Croatia, which joined the European Union in July after almost five years without economic growth, will have to go into the bloc's Excessive Deficit Procedure (EDP), probably in early 2014.
The EDP is the mechanism Brussels uses to keep pressure on European Union states to reduce their budget gap to below three percent of gross domestic product (GDP) and public debt below 60 percent of GDP.
"The usual time frame is one year, but we want to ask for more," Linic said after the government adopted 2014-16 fiscal guidelines, which see this year's general budget gap at 3.5 percent of GDP and widening to 5.5 percent in 2014.
Linic said the ex-Yugoslav republic was not in a position to reap immediate benefits from EU membership and ended up paying more into the EU budget than it could draw out yet.
On top of that, the government has tried to pay back most of the debts accumulated in the previous decade, mostly on loss-making shipyards and public health.
"Because of that, we want to discuss a longer adjustment period. We would be happy with three years but it remains to be seen what the Commission will decide," Linic said.
He said the general budget shortfall could be reduced to below 3 percent in 2016, if the government implements ambitious reforms of the whole public sector. But public debt is seen rising to 65 percent of GDP in 2016 from 56 percent this year.
"Public debt can hardly fall below 60 percent in the next five years. We can expect it to start tapering off once we contain the deficit," he said.
NO QUICK BENEFITS
Linic did not expect the government's efforts to have much impact yet on the country's credit rating, cut to junk by all three main agencies this year.
"Not until we stop the rise of debt and show that the deficit is falling... only then can we expect a positive assessment of what we are doing."
The general budget deficit, monitored by the EU, is expected to start falling in 2015 and "could go below three percent in 2016," Linic said.
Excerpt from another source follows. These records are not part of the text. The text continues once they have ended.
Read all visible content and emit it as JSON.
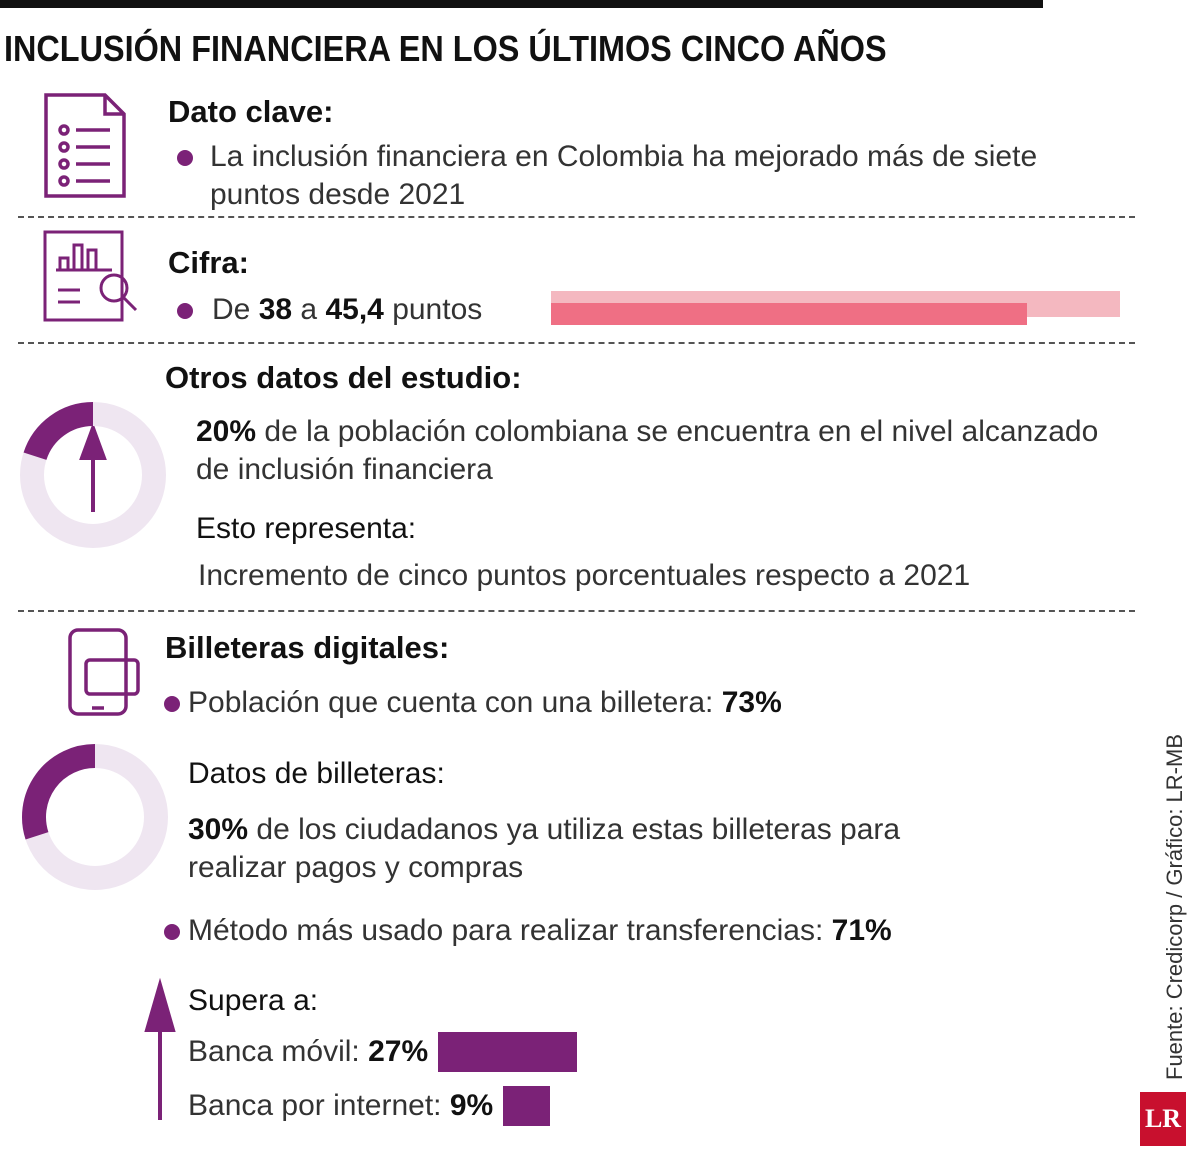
{
  "title": "INCLUSIÓN FINANCIERA EN LOS ÚLTIMOS CINCO AÑOS",
  "dato_clave": {
    "heading": "Dato clave:",
    "text": "La inclusión financiera en Colombia ha mejorado más de siete puntos desde 2021"
  },
  "cifra": {
    "heading": "Cifra:",
    "prefix": "De",
    "from": 38,
    "connector": "a",
    "to": {
      "value": 45.4,
      "label": "45,4"
    },
    "suffix": "puntos"
  },
  "otros": {
    "heading": "Otros datos del estudio:",
    "share": {
      "value": 20,
      "label": "20%"
    },
    "share_text": "de la población colombiana se encuentra en el nivel alcanzado de inclusión financiera",
    "sub_heading": "Esto representa:",
    "sub_text": "Incremento de cinco puntos porcentuales respecto a 2021"
  },
  "billeteras": {
    "heading": "Billeteras digitales:",
    "owners_text": "Población que cuenta con una billetera:",
    "owners": {
      "value": 73,
      "label": "73%"
    },
    "datos_heading": "Datos de billeteras:",
    "usage": {
      "value": 30,
      "label": "30%"
    },
    "usage_text": "de los ciudadanos ya utiliza estas billeteras para realizar pagos y compras",
    "transfer_text": "Método más usado para realizar transferencias:",
    "transfer": {
      "value": 71,
      "label": "71%"
    },
    "supera_heading": "Supera a:",
    "comparisons": [
      {
        "label": "Banca móvil:",
        "value": {
          "value": 27,
          "label": "27%"
        }
      },
      {
        "label": "Banca por internet:",
        "value": {
          "value": 9,
          "label": "9%"
        }
      }
    ]
  },
  "source": "Fuente: Credicorp  / Gráfico: LR-MB",
  "logo": "LR"
}
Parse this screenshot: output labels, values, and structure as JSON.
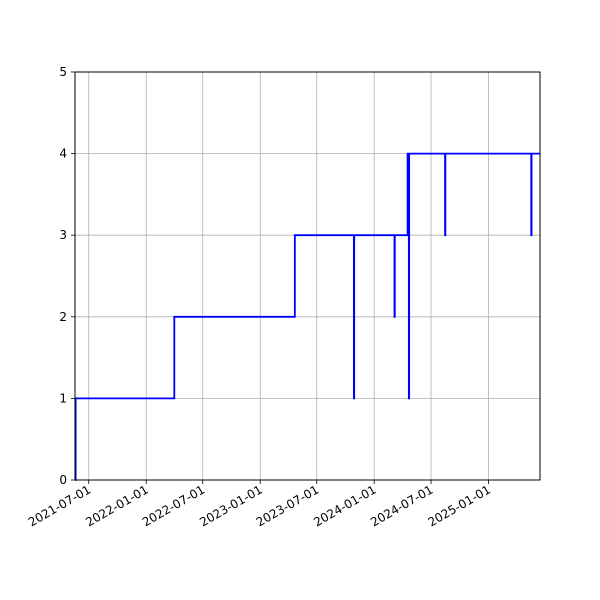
{
  "chart_data": {
    "type": "line",
    "title": "",
    "xlabel": "",
    "ylabel": "",
    "x_axis_type": "date",
    "xlim": [
      "2021-05-18",
      "2025-06-15"
    ],
    "ylim": [
      0,
      5
    ],
    "grid": true,
    "line_style": "step",
    "x_ticks": [
      "2021-07-01",
      "2022-01-01",
      "2022-07-01",
      "2023-01-01",
      "2023-07-01",
      "2024-01-01",
      "2024-07-01",
      "2025-01-01"
    ],
    "y_ticks": [
      0,
      1,
      2,
      3,
      4,
      5
    ],
    "series": [
      {
        "color": "#0000ff",
        "points": [
          {
            "x": "2021-05-18",
            "y": 0
          },
          {
            "x": "2021-05-20",
            "y": 1
          },
          {
            "x": "2022-04-01",
            "y": 2
          },
          {
            "x": "2023-01-01",
            "y": 2
          },
          {
            "x": "2023-04-22",
            "y": 3
          },
          {
            "x": "2023-10-27",
            "y": 3
          },
          {
            "x": "2023-10-28",
            "y": 1
          },
          {
            "x": "2023-10-29",
            "y": 3
          },
          {
            "x": "2024-03-05",
            "y": 3
          },
          {
            "x": "2024-03-06",
            "y": 2
          },
          {
            "x": "2024-03-07",
            "y": 3
          },
          {
            "x": "2024-04-15",
            "y": 3
          },
          {
            "x": "2024-04-17",
            "y": 4
          },
          {
            "x": "2024-04-20",
            "y": 4
          },
          {
            "x": "2024-04-21",
            "y": 1
          },
          {
            "x": "2024-04-22",
            "y": 4
          },
          {
            "x": "2024-08-14",
            "y": 4
          },
          {
            "x": "2024-08-15",
            "y": 3
          },
          {
            "x": "2024-08-16",
            "y": 4
          },
          {
            "x": "2025-05-17",
            "y": 4
          },
          {
            "x": "2025-05-18",
            "y": 3
          },
          {
            "x": "2025-05-19",
            "y": 4
          },
          {
            "x": "2025-06-15",
            "y": 4
          }
        ]
      }
    ]
  }
}
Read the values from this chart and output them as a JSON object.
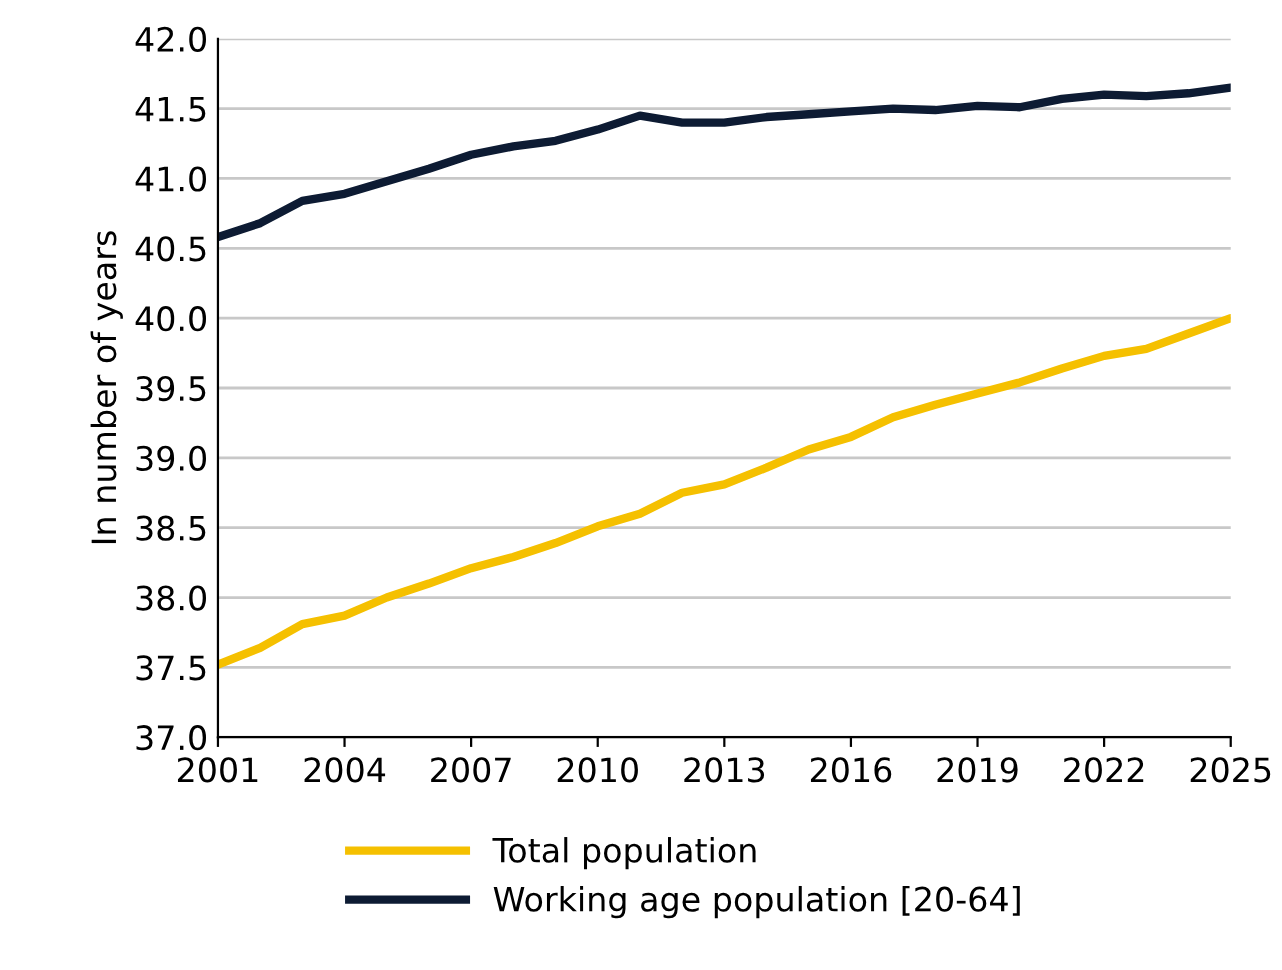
{
  "chart_data": {
    "type": "line",
    "ylabel": "In number of years",
    "x": [
      2001,
      2002,
      2003,
      2004,
      2005,
      2006,
      2007,
      2008,
      2009,
      2010,
      2011,
      2012,
      2013,
      2014,
      2015,
      2016,
      2017,
      2018,
      2019,
      2020,
      2021,
      2022,
      2023,
      2024,
      2025
    ],
    "series": [
      {
        "name": "Total population",
        "color": "#f5c000",
        "values": [
          37.52,
          37.64,
          37.81,
          37.87,
          38.0,
          38.1,
          38.21,
          38.29,
          38.39,
          38.51,
          38.6,
          38.75,
          38.81,
          38.93,
          39.06,
          39.15,
          39.29,
          39.38,
          39.46,
          39.54,
          39.64,
          39.73,
          39.78,
          39.89,
          40.0
        ]
      },
      {
        "name": "Working age population [20-64]",
        "color": "#0d1b33",
        "values": [
          40.58,
          40.68,
          40.84,
          40.89,
          40.98,
          41.07,
          41.17,
          41.23,
          41.27,
          41.35,
          41.45,
          41.4,
          41.4,
          41.44,
          41.46,
          41.48,
          41.5,
          41.49,
          41.52,
          41.51,
          41.57,
          41.6,
          41.59,
          41.61,
          41.65
        ]
      }
    ],
    "xlim": [
      2001,
      2025
    ],
    "xticks": [
      2001,
      2004,
      2007,
      2010,
      2013,
      2016,
      2019,
      2022,
      2025
    ],
    "ylim": [
      37,
      42
    ],
    "yticks": [
      {
        "value": 37,
        "label": "37.0"
      },
      {
        "value": 37.5,
        "label": "37.5"
      },
      {
        "value": 38,
        "label": "38.0"
      },
      {
        "value": 38.5,
        "label": "38.5"
      },
      {
        "value": 39,
        "label": "39.0"
      },
      {
        "value": 39.5,
        "label": "39.5"
      },
      {
        "value": 40,
        "label": "40.0"
      },
      {
        "value": 40.5,
        "label": "40.5"
      },
      {
        "value": 41,
        "label": "41.0"
      },
      {
        "value": 41.5,
        "label": "41.5"
      },
      {
        "value": 42,
        "label": "42.0"
      }
    ],
    "grid": "y",
    "legend": "bottom",
    "marker": "none",
    "line_style": "solid"
  }
}
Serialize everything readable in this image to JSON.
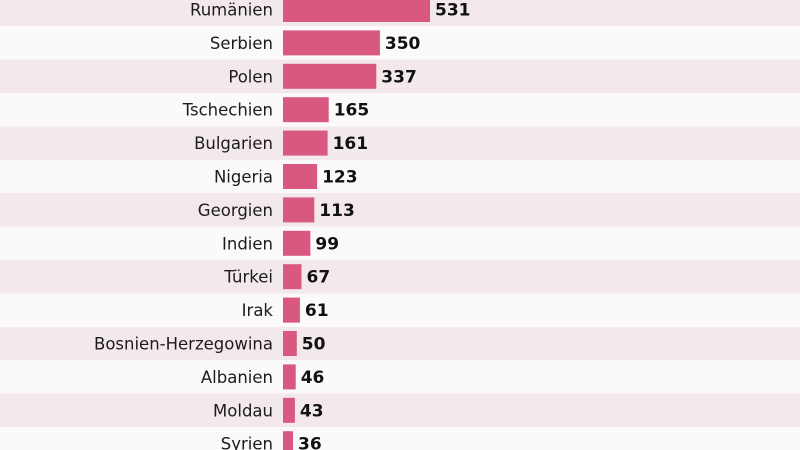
{
  "chart_data": {
    "type": "bar",
    "orientation": "horizontal",
    "categories": [
      "Rumänien",
      "Serbien",
      "Polen",
      "Tschechien",
      "Bulgarien",
      "Nigeria",
      "Georgien",
      "Indien",
      "Türkei",
      "Irak",
      "Bosnien-Herzegowina",
      "Albanien",
      "Moldau",
      "Syrien"
    ],
    "values": [
      531,
      350,
      337,
      165,
      161,
      123,
      113,
      99,
      67,
      61,
      50,
      46,
      43,
      36
    ],
    "value_labels": [
      "531",
      "350",
      "337",
      "165",
      "161",
      "123",
      "113",
      "99",
      "67",
      "61",
      "50",
      "46",
      "43",
      "36"
    ],
    "grid": false,
    "colors": {
      "bar": "#d9587f",
      "band_even": "#f3e9ec",
      "band_odd": "#fbf9f9",
      "label": "#1c1c1c",
      "value": "#111111"
    }
  }
}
Earlier on Thursday, he said the government would overhaul the health sector, welfare policy, pension system, education and public administration, including staff cuts.
"The reforms first bring costs and then benefits. That is also the reason why our deficits are so high," he said.
Since it took office in late 2011, the government has acted to combat tax evasion, speed up bankruptcy proceedings and out of court debt settlements and enforce shorter payment deadlines between businesses and the state.
Linic said there was no reason for the government to falter, despite expected public protests against new cuts or the lure of higher spending before an election in late 2015 or 2016.
"The crucial year will be 2014, which is not an election year, and then we can reap some benefits in 2015. There is no going back now. The timeline has been set, we have a stable coalition and a stable majority in parliament".
However, local analysts remained sceptical.
"The growth forecast (for next year) is overly optimistic. The projected budget revenues and expenditures are more realistic than in previous years, but still we do not see major savings in place," said Zdeslav Santic from Splitska Banka, a local unit of Societe Generale.
Ivana Juric from Raiffeisenbank said the further rise in spending by 2016 was worrying. "We should not expect lower refinancing costs or better credit ratings in the near future," she said.
Santic said the EU might require a tighter budget squeeze than the government plans, a fact Linic also acknowledged.
"The Commission could make explicit requirements if they don't agree with our measures, with the aim of reducing the deficit even more," Linic said.